There are many lines that produce those traits thus you can't look at a dog and know what bloodline they came from or even if they are in fact purebred.

That does not take away from your dog being a great pet by any means. Post some pictures of her and enjoy! APBTs are great dogs!

Welcome to the forum! See you around!


----------



## BedlamBully (Jun 6, 2008)

Like Patch said nose color is just that, the color of their nose.
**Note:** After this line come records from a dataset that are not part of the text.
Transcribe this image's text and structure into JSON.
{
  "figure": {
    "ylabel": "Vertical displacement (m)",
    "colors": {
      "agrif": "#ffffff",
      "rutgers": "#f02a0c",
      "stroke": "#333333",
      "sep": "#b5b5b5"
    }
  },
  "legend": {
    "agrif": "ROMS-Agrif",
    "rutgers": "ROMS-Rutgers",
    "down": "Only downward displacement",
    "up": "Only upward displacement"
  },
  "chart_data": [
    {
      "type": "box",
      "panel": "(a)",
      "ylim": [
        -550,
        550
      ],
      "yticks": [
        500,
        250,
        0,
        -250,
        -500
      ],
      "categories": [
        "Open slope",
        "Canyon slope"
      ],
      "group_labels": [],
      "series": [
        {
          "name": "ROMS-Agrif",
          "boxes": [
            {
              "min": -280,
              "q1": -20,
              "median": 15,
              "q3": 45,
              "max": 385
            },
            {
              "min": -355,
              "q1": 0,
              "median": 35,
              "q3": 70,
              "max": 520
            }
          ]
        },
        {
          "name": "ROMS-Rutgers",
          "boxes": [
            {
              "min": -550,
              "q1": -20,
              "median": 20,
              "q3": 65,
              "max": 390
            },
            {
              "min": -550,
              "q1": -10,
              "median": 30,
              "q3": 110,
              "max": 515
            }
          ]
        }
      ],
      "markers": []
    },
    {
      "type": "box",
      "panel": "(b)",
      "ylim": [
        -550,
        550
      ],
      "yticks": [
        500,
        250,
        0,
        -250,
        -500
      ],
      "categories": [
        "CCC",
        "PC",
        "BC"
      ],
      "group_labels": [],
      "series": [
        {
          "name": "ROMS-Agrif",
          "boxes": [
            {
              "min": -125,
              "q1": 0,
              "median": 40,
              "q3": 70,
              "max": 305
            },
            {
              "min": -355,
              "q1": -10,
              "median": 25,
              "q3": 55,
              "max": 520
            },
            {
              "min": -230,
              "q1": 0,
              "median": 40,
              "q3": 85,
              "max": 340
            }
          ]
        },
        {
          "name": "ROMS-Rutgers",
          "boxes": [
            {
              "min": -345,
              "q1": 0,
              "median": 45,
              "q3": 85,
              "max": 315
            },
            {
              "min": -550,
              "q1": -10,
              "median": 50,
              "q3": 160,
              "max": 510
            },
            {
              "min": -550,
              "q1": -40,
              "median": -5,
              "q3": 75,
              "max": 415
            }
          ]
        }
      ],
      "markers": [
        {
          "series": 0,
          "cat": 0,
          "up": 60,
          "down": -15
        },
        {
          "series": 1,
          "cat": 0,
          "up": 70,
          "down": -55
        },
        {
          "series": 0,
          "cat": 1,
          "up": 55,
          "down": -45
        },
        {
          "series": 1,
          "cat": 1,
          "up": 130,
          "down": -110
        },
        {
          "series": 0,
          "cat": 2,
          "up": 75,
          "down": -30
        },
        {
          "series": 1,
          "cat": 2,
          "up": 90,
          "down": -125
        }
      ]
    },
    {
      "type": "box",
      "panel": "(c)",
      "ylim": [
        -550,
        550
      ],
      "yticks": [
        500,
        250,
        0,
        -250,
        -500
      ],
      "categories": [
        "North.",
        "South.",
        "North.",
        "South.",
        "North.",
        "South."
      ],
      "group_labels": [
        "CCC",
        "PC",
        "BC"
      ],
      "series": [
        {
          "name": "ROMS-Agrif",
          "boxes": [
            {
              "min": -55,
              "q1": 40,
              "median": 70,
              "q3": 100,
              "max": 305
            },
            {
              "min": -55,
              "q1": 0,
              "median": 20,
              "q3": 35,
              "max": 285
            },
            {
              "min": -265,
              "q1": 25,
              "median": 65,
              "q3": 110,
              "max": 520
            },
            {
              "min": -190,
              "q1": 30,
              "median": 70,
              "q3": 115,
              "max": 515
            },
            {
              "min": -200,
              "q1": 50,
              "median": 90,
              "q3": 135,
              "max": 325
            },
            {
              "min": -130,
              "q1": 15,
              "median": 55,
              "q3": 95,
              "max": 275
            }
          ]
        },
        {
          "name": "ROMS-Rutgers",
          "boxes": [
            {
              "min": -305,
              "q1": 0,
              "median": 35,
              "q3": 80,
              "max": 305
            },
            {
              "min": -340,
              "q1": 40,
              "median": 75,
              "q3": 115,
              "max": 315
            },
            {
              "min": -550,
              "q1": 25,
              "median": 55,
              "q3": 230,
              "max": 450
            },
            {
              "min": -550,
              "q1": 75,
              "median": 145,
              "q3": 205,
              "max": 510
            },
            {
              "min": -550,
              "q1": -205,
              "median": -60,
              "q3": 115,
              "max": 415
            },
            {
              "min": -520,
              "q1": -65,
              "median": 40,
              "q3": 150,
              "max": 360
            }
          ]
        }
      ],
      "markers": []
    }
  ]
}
Bloodline would be something like Eli/Boudreaux or Gotti/Razors Edge

If you have a rescue dog the chances of you ever finding out what the bloodline is are about zero. Just enjoy your dog for the wonderful pet she is!


----------



## pitbulllover27870 (Jul 6, 2008)

Eva_tehDIVA said:


> Hello, name is Eric, recently adopted a female APBT, and i have some questions; I know her mother was 100% rednose and the father is a bluenose mix, now obviously i didnt get any papers on her, but im curious as to how i can find out her bloodline, if there is a way.


theres really no way without a legitimate pedegree on the dog.
but enjoy the dog no matter what!! and post pics lol.. were some pic postin fools!!


----------



## MPRO112 (Aug 6, 2008)

:thumbsup::thumbsup: for rescuing a pup in need.


----------



## Sydney (Aug 14, 2007)

WTG on the rescue, like others have said their is not really any way of knowing, but I am sure everyone would like to see some pics!


----------



## bahamutt99 (May 14, 2008)

Old blog, but apt.

Pit Bull Blog What breed of pit&#8230;?


----------



## Sadie (Jun 18, 2008)

bahamutt99 said:


> Old blog, but apt.
> 
> Pit Bull Blog What breed of pit&#8230;?


Very Good Info Lindsey Thanks :goodpost:


----------



## bahamutt99 (May 14, 2008)

Glad ta be of service.


----------



## pitbullgirl22 (Jul 27, 2008)

Wow you really put some thought into all that and it was REALLY good. Kudos to you


----------